竹越刑事が去ってから数時間。そろそろいいだろうと受話器を取り上げた。
「もしもし、御手洗?」
「ああ石岡くんか、待ってたよ」
「事件の説明をしてくれるんだろうね?」
「もちろんさ。まず僕が疑問に思ったのは被害者の彼女のことだった」
「小鳥遊さんだね」
「そう、彼女は『彼は私の中で生きている』と云ったんだね、確か」
「ああ」
「普通ならその言葉は彼の子供を妊娠しているとか、そういう発想になるかもしれないが、そんな様子ではないだろう?」
「ああ」
「そこで君たちの愉快な体験だ。被害者と彼女はお互いに感覚を入れ替えて楽しんでいたと思われる」
「なるほど」
「それで先程の言葉が説明つく。彼女は彼でもあったんだ」
「確かに」
「そして彼の親友だ。もちろんこの機械の事を奈良笹くんは聞いていただろう」
「そうかもしれないね」
「ところが親友である奈良笹くんには、ある性癖があったと思われる」
「?」
「君は憶えていないかもしれないが、被害者の親友であるというのは奈良笹彼本人から聞いたはずだ」
「そうだったかな?」
「そうなんだよ。つまり彼は同性愛主義者で、被害者の渡部を愛していたと思われる」
「え?まさか」
「そうでなければ辻褄が合わなくなるんだ。事件のあった晩、最後に被害者を最後に見たのは誰だったかな?」
「それは・・・確かに奈良笹だったけど」
「そう、そして彼は見たんだよ。帰ったはずの被害者の彼女が戻ってきて、恋人同士で身体を入れ替えるのを」
「そうなのか?」
「おそらくね。そして奈良笹は思い付いたんだ。いくら渡部を愛したくても男同士では世間が許さないだろう。だが、身体の入れ替わってる今なら女性の身体をした渡部を愛する事が出来る、とね」
「まさか」
「そうして彼は衝動的に渡部の肉体を壊してしまったんだ。こうすれば元に戻る事はないから秘密を知っている自分と付き合わざるを得ないだろうと。ところが思わぬ誤算があった。時間が経てば二人は元通りの身体に戻ってしまうんだ」
「あ、そうか」
「それを知らない彼は哀れにも自分の愛した人を殺害してしまった。その後、悲しみに沈んで、ほとんど何も話さなくなってしまった彼女を見ても、まだ彼女本人であることには気付いていなかったと思われる。・・・渡部が自分の身体が無くなってしまった事に衝撃を受けているだけだと勘違いしていたんだろうね。でなければこんなに落ち着いているはずがない」
「それは・・・」
「そして奈良笹に頭部を割られたあと、自分の自我を取り戻した渡部は真相に気がついた・・・そして最後の力を振り絞ってメモを書き残したのさ」
それでは渡部にとっても奈良笹にとってもあまりに不幸な事件であったといわなければならない。

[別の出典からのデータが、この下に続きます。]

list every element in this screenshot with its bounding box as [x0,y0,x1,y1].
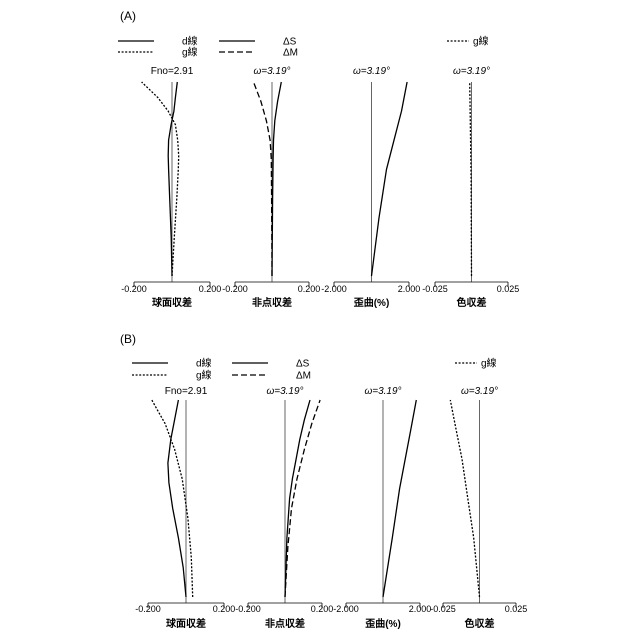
legend-label: d線 [182,35,198,48]
panel-label: (A) [120,9,136,23]
series-line [142,82,179,276]
series-line [272,82,281,276]
top-label: ω=3.19° [266,386,303,397]
x-tick-label: 2.000 [409,604,432,614]
x-tick-label: 0.200 [199,284,222,294]
series-line [285,400,310,597]
x-tick-label: -0.200 [222,284,248,294]
top-label: ω=3.19° [353,66,390,77]
x-tick-label: -0.025 [422,284,448,294]
x-tick-label: -0.200 [235,604,261,614]
x-tick-label: -0.200 [121,284,147,294]
legend-label: g線 [473,35,489,48]
top-label: ω=3.19° [453,66,490,77]
top-label: Fno=2.91 [165,386,208,397]
legend-label: ΔS [283,37,297,48]
legend-label: ΔM [296,371,311,382]
panel-label: (B) [120,332,136,346]
legend-label: ΔS [296,359,310,370]
x-tick-label: -2.000 [321,284,347,294]
x-axis-title: 歪曲(%) [354,296,390,309]
x-axis-title: 非点収差 [252,296,292,309]
series-line [450,400,479,597]
x-tick-label: -2.000 [333,604,359,614]
legend-label: ΔM [283,48,298,59]
series-line [168,82,177,276]
x-axis-title: 球面収差 [166,617,206,630]
x-axis-title: 歪曲(%) [365,617,401,630]
x-tick-label: -0.200 [135,604,161,614]
x-tick-label: 0.200 [298,284,321,294]
top-label: ω=3.19° [364,386,401,397]
x-axis-title: 球面収差 [152,296,192,309]
x-axis-title: 非点収差 [265,617,305,630]
x-tick-label: -0.025 [430,604,456,614]
legend-label: d線 [196,357,212,370]
x-axis-title: 色収差 [465,617,495,630]
x-tick-label: 0.200 [213,604,236,614]
x-tick-label: 2.000 [398,284,421,294]
series-line [254,82,273,276]
x-tick-label: 0.200 [311,604,334,614]
aberration-figure: (A)-0.2000.200球面収差Fno=2.91d線g線-0.2000.20… [0,0,640,640]
legend-label: g線 [196,369,212,382]
legend-label: g線 [481,357,497,370]
x-tick-label: 0.025 [497,284,520,294]
x-axis-title: 色収差 [457,296,487,309]
series-line [168,400,186,597]
top-label: Fno=2.91 [151,66,194,77]
top-label: ω=3.19° [253,66,290,77]
legend-label: g線 [182,46,198,59]
series-line [372,82,408,276]
series-line [383,400,416,597]
top-label: ω=3.19° [461,386,498,397]
x-tick-label: 0.025 [505,604,528,614]
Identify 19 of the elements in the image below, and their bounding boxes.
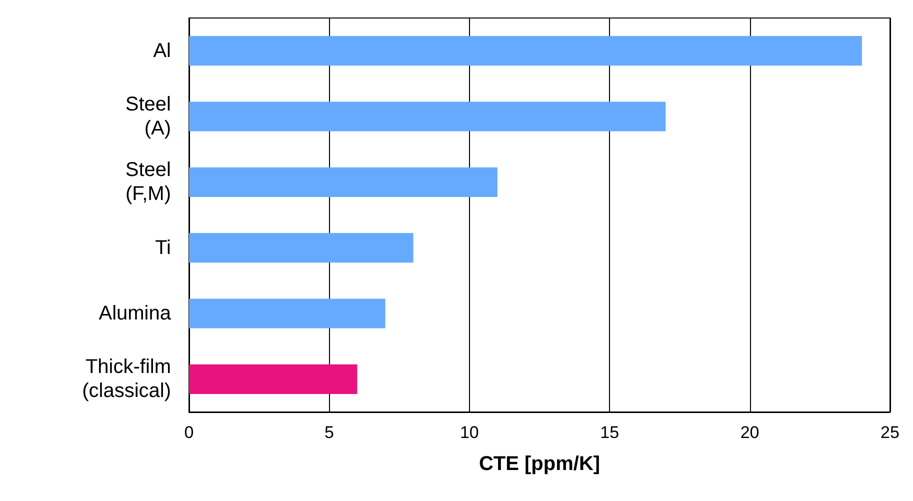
bar [189,298,386,328]
x-tick-label: 15 [600,423,620,442]
x-tick-label: 0 [184,423,194,442]
x-tick-label: 5 [324,423,334,442]
bar [189,167,498,197]
bar [189,102,666,132]
y-tick-label: Steel (A) [125,94,171,140]
bar [189,233,414,263]
y-tick-label: Steel (F,M) [125,159,171,206]
y-tick-label: Thick-film (classical) [82,356,171,402]
x-axis-title: CTE [ppm/K] [478,453,600,475]
y-tick-label: Ti [155,236,171,259]
y-tick-label: Alumina [98,302,172,324]
y-tick-label: Al [153,40,171,62]
bar [189,36,862,66]
x-tick-label: 25 [880,423,900,442]
bar [189,364,358,394]
x-tick-label: 10 [460,423,479,442]
x-tick-label: 20 [740,423,760,442]
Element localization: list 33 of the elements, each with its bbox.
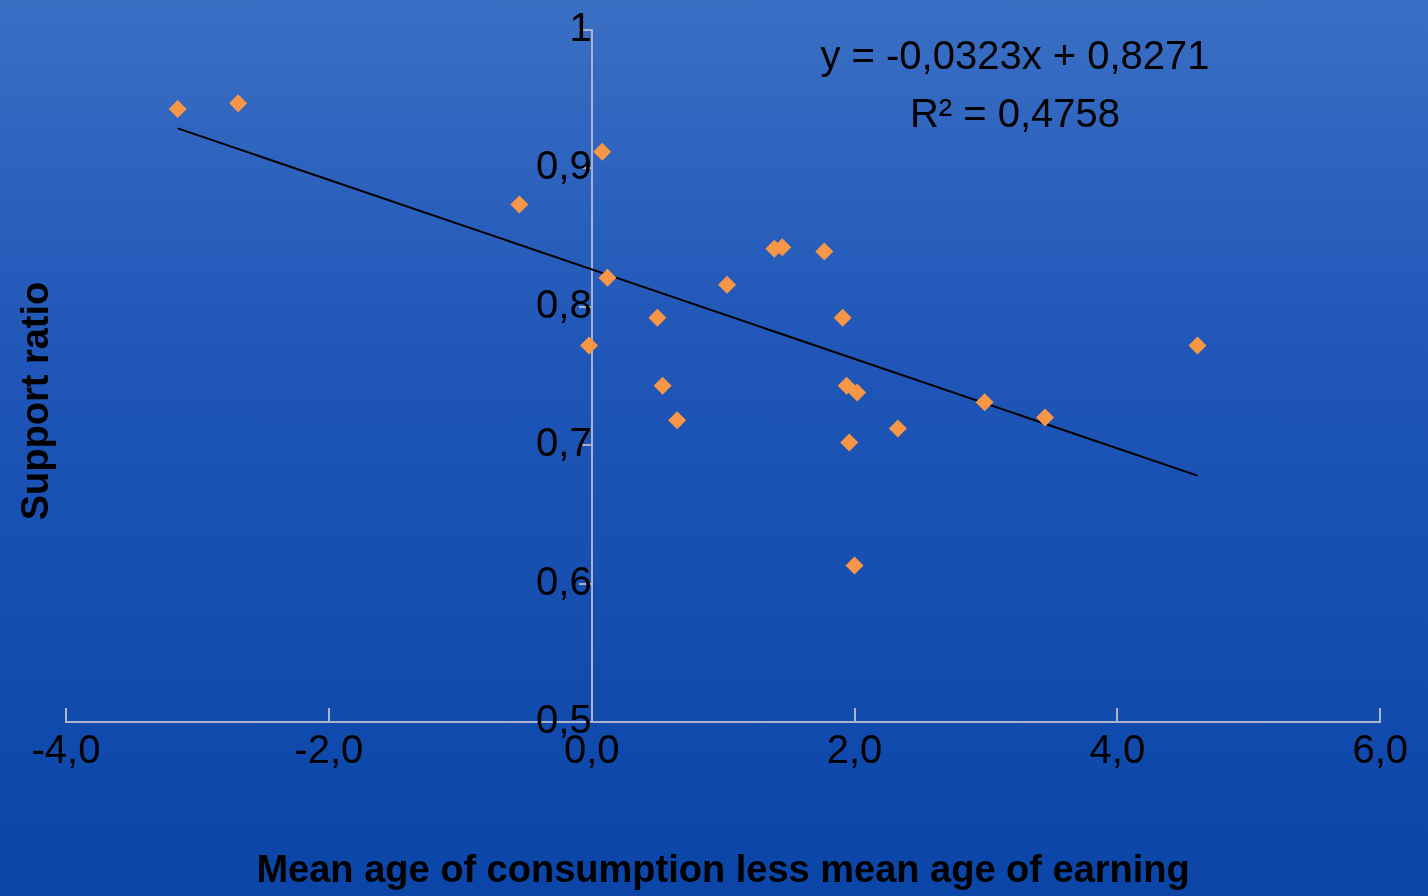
point (168, 99, 187, 118)
x-tick-label: 4,0 (1089, 727, 1146, 772)
point (845, 556, 864, 575)
point (229, 94, 248, 113)
x-tick-label: 2,0 (826, 727, 883, 772)
point (833, 308, 852, 327)
y-axis-title: Support ratio (14, 281, 57, 521)
y-tick-label: 0,9 (536, 143, 592, 188)
point (1188, 336, 1207, 355)
point (815, 242, 834, 261)
y-tick-label: 0,7 (536, 420, 592, 465)
y-tick-label: 0,6 (536, 558, 592, 603)
point (648, 308, 667, 327)
point (1036, 408, 1055, 427)
x-axis-title: Mean age of consumption less mean age of earning (256, 848, 1190, 891)
point (668, 411, 687, 430)
point (718, 275, 737, 294)
point (888, 419, 907, 438)
x-tick-label: -2,0 (294, 727, 364, 772)
point (848, 383, 867, 402)
point (580, 336, 599, 355)
point (653, 376, 672, 395)
y-tick-label: 0,8 (536, 281, 592, 326)
annotation: y = -0,0323x + 0,8271 (820, 33, 1210, 78)
point (975, 393, 994, 412)
point (837, 376, 856, 395)
point (840, 433, 859, 452)
point (510, 195, 529, 214)
x-tick-label: 6,0 (1352, 727, 1408, 772)
x-tick-label: -4,0 (31, 727, 101, 772)
point (593, 142, 612, 161)
point (598, 268, 617, 287)
annotation: R² = 0,4758 (909, 91, 1121, 136)
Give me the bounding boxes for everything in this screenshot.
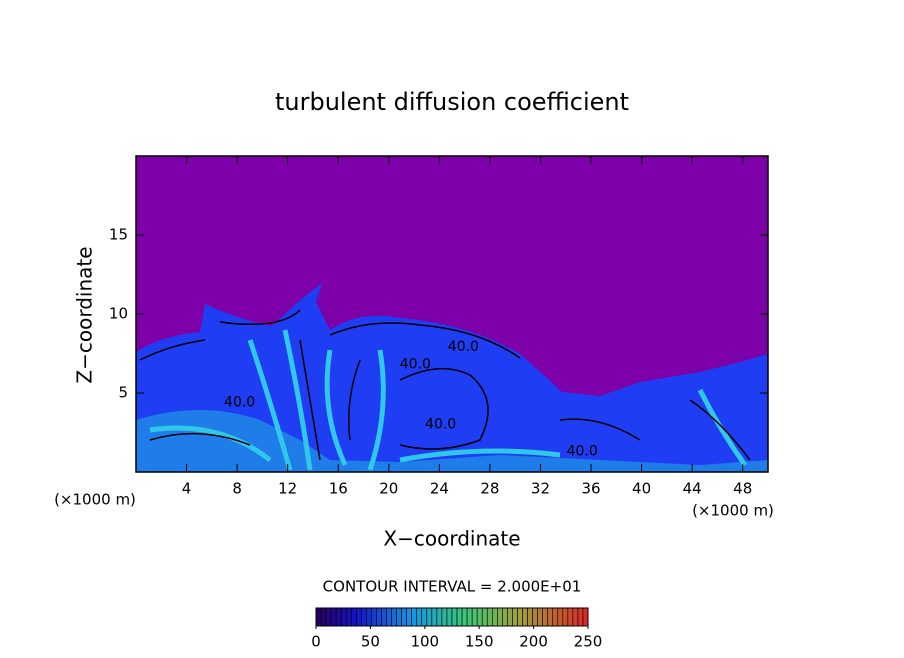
colorbar-segment [411, 607, 418, 627]
y-tick-label: 10 [109, 305, 128, 323]
contour-label: 40.0 [448, 339, 479, 355]
colorbar-segment [381, 607, 387, 627]
colorbar-segment [507, 607, 513, 627]
colorbar-segment [547, 607, 554, 627]
colorbar-frame [315, 607, 589, 627]
colorbar-segment [497, 607, 503, 627]
field-region [136, 410, 768, 472]
colorbar-segment [421, 607, 428, 627]
colorbar-segment [486, 607, 493, 627]
colorbar-segment [582, 607, 589, 627]
colorbar-segment [471, 607, 478, 627]
colorbar-segment [537, 607, 543, 627]
colorbar-segment [330, 607, 337, 627]
colorbar-segment [502, 607, 508, 627]
y-tick-label: 5 [118, 384, 128, 402]
colorbar-segment [522, 607, 528, 627]
colorbar-segment [451, 607, 458, 627]
colorbar-segment [542, 607, 549, 627]
colorbar-segment [491, 607, 498, 627]
colorbar-segment [391, 607, 397, 627]
colorbar-segment [350, 607, 357, 627]
colorbar-segment [512, 607, 518, 627]
colorbar-segment [371, 607, 377, 627]
colorbar-segment [401, 607, 407, 627]
contour-label: 40.0 [425, 417, 456, 433]
colorbar-segment [386, 607, 392, 627]
colorbar-segment [361, 607, 367, 627]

「そういえば御手洗、君は最初から犯人がわかったと云っていたな」
「そのメモにすべてが書かれていたからさ」
「しかし、他には何も思い付かなかったぞ」
「石岡くん、君はいい線いっていたんだ。ただもう少し考えればすぐに犯人の名前もわかったはずなんだよ」
「え、そうなのか?」
「君は七草の名前を頭の部分だけ並び替えて答えをだした」
「ああ」
「ところが、そこに目がいってしまい、肝心の『七草を足せ』というメッセージを忘れてしまったんだ」
「あ、そういえば」
「そうだろう?そこでもう一つ、単語の終わりの方も抜き出してみれば良かったんだ」
「終わりの方?」
「そう。すると、リ・ナ・ウ・ラ・ザ・ナ・ロの文字が出てくる。そこにはメッセージ通り、ナ・ナと二つのナがあるじゃないか。そこに、ク・サの二文字を足して並び替えてみるんだ」
「なるほど気付かなかった」
「そうして並び替えてみると、そこには犯人の名前が書かれているんだよ」
「え?」
「ナラザサクロウナリ・・・奈良笹久朗なり、さ」
「ああ!そうだったのか」
「今度からは君ももう少し深く考えてみる事だね」
「ありがとう。さすがだな」
「じゃあ、刑事殿によろしく伝えてくれたまえ。次また面白い事件でもあったら教えてくれよ」
そういって電話は切れた。今回も御手洗の推理力に圧倒されるだけであったが、彼の能力がいささかも衰えていないのを知って、誇らしくもあった。

「いやあ、さすがは御手洗だったね・・・あれ、どうしたの里美ちゃん」
私が里美の方へ向き直ると彼女は騒動の元である例の機械を手にしていた。
「先生ー、わたしもっと先生の事を良く知りたいなー」
そういって彼女はいたずらっぽい笑みを浮かべながら近づいてきたのだった。